Mental health and coping with substances

It’s fascinating how intertwined mental health and substance use can be, isn’t it? I’ve always found that balance between wanting to cope and feeling like I’m losing control to be a tricky one.

A little while back, I noticed that when my anxiety flared up, I turned to substances as a quick escape. At first, it seemed harmless—a drink here and there, or even just a little something to take the edge off. But over time, I realized that instead of helping me cope, it was actually amplifying my feelings of anxiety and depression. It’s kind of wild how that works, right?

I remember one night, after a particularly stressful day, I thought a few drinks would help me unwind. But the next morning? I woke up feeling worse than before. The anxiety was still there, and I had the added layer of guilt for not taking care of myself. It made me wonder: why do we often think substances will provide comfort when they can sometimes do the opposite?

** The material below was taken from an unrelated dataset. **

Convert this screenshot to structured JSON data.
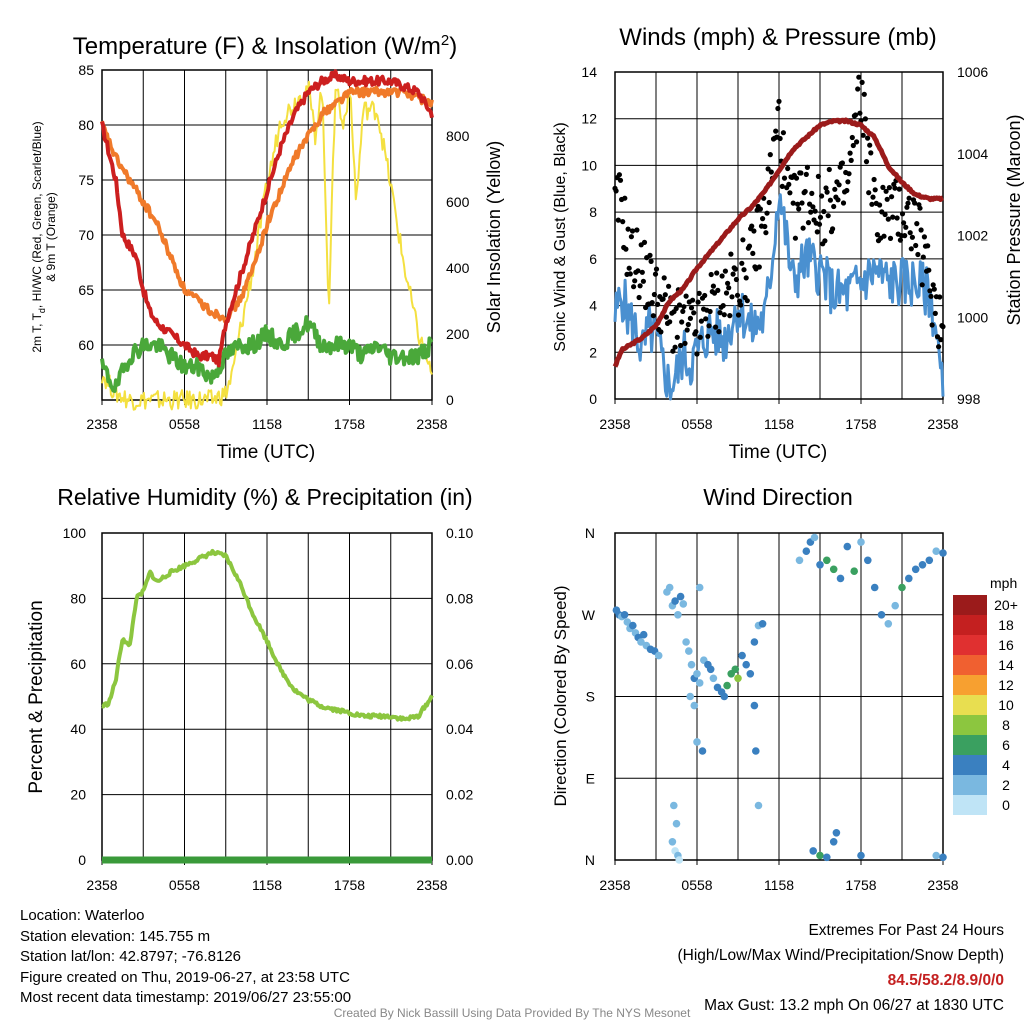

Talking to friends, I’ve discovered I’m not alone in this struggle. Many of us seem to have this idea that substances can be a form of self-care, but in reality, they often just mask the underlying issues. Have you ever felt that way? Like, what starts as a choice can turn into something that feels out of control?

I’ve been working on finding healthier coping mechanisms. It’s a journey, for sure! Things like journaling, talking to someone I trust, or even going for a walk have helped me process my feelings without relying on substances. But there are days when the urge comes back, and I have to remind myself of how far I’ve come.

How do you all cope when things get overwhelming? Are there strategies you’ve found that really work? I’d love to hear your thoughts and experiences—sometimes it helps just to know we’re not alone in this.